Il écarta les branchages et sortit sous la pluie.
Lunedor avait écouté sans mot dire. Elle vint se blottir contre Rivebise, étendu dans un coin de la caverne. Bientôt ils s’endormirent, la tête de Lunedor reposant sur la poitrine de son guerrier.
Avec un soupir de soulagement, Tanis se tourna vers Raistlin. Il avait sombré dans un profond sommeil. Parfois, il murmurait quelques mots étranges et touchait son bâton. Tasslehoff, assis près du feu, dénombrait ses différentes « acquisitions ». Des anneaux brillants, des pièces de monnaie bizarres, des plumes d’engoulevent, des cordelettes, un collier de verroterie, une poupée de savon, et une toupie. Tanis reconnut un des objets. C’était un anneau fabriqué par les elfes, que quelqu’un dont il ne se souvenait plus lui avait donné. En or, il était finement sculpté de feuilles de lierre.

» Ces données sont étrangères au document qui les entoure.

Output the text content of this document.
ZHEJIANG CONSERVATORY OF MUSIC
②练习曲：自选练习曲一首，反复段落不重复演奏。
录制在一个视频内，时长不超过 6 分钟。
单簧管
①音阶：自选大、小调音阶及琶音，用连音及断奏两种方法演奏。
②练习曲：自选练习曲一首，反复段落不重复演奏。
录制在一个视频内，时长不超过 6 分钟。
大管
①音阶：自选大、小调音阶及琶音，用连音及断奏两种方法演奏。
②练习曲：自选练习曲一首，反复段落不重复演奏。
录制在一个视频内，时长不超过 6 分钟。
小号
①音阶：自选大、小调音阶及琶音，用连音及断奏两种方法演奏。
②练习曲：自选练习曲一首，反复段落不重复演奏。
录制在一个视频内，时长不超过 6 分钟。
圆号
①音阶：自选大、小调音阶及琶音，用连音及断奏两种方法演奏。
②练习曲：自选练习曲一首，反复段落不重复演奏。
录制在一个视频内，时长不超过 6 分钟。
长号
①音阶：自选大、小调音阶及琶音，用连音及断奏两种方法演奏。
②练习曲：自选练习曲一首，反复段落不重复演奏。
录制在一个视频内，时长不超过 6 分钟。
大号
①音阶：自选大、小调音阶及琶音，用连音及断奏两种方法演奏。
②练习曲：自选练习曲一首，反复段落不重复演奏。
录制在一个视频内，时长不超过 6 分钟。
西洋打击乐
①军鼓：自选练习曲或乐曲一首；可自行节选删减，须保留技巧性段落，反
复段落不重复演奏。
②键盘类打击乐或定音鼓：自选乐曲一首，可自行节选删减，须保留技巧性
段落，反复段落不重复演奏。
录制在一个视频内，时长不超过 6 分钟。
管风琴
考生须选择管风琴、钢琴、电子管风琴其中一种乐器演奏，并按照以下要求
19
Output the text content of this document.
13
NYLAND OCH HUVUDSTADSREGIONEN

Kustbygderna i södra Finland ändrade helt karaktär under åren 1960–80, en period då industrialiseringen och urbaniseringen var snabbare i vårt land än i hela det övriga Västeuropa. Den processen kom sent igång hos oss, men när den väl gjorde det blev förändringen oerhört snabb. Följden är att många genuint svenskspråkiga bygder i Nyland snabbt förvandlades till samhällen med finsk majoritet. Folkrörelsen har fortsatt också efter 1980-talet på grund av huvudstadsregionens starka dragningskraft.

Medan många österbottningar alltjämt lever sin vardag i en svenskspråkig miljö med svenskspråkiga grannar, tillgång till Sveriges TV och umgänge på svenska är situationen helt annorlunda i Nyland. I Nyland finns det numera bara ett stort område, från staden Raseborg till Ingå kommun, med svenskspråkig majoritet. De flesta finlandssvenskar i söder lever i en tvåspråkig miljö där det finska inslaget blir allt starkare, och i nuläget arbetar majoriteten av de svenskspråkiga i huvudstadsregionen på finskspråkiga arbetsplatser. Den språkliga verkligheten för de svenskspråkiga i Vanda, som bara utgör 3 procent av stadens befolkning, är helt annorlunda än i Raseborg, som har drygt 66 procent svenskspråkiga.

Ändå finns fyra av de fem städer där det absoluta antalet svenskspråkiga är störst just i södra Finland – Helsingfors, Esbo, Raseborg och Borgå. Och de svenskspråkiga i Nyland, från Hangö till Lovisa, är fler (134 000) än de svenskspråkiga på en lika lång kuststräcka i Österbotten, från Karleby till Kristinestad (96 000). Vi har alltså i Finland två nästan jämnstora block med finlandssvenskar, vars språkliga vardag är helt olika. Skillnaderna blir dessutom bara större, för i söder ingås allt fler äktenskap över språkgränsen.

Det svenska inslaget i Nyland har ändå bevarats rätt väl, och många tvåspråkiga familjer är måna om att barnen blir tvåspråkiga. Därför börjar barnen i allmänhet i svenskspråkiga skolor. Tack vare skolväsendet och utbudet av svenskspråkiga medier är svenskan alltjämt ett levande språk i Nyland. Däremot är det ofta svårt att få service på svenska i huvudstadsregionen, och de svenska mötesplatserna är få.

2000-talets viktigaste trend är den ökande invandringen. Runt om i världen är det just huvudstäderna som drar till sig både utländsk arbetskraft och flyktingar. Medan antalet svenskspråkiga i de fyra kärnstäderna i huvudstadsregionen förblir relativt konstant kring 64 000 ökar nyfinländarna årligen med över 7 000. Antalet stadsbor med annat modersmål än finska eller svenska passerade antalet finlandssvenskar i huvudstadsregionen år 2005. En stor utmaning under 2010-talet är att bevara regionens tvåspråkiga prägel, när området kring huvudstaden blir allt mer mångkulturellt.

Doucement pour ne pas réveiller les autres, Tanis approcha du kender.
— Tass… cet anneau m’appartient…, dit-il en lui touchant l’épaule.
— Vraiment ? répondit Tass en roulant de grands yeux. C’est le tien ? Je suis content de l’avoir trouvé. Tu as dû le perdre à l’auberge.
— Tass, aurais-tu une carte de la région, par hasard ?
Les yeux du kender brillèrent.
— Une carte ? Oui, j’en ai une, Tanis. Bien sûr.
Il fouilla dans un de ses sacs et sortit un coffret de bois sculpté dont il tira une liasse de cartes. Tanis connaissait la diversité des « trouvailles » du kender, mais il ne cessait de s’en émerveiller. Il devait y avoir là une centaine de cartes sur parchemin.
— Je croyais que tu connaissais personnellement chaque arbre de la région, Tanis.
— J’ai vécu ici plusieurs années, mais soyons francs, je n’ai pas trouvé un seul sentier dérobé.
— Tu n’en trouveras pas d’ici à Haven, dit Tass en étalant une carte sur le sol de la grotte. La route de Haven par la vallée de Solace est la plus rapide.
— Tu as raison, admit Tanis après avoir étudié la carte. Non seulement c’est la plus rapide, mais c’est la seule route possible à des lieues à la ronde. Au nord et à l’est, se dressent les monts Kharolis, où il n’y a pas un col. Ce que sait parfaitement le Théocrate.
Tass bâilla et remit la carte dans le coffret.
— Bien ! C’est un problème que des têtes meilleures que la mienne sauront résoudre. Moi, je suis là pour la rigolade.
Le kender remit le coffret dans son sac. Ramenant ses jambes en chien de fusil, il s’étendit par terre et s’endormit du sommeil bienheureux des nourrissons.
Tanis le regarda avec envie. Bien que recru de fatigue, il n’était pas assez détendu pour s’abandonner au sommeil. Caramon, qui veillait sur son frère, ne dormait pas non plus.
— Repose-toi, je m’occuperai de Raistlin.
— Non, répondit le guerrier. Il peut avoir besoin de moi.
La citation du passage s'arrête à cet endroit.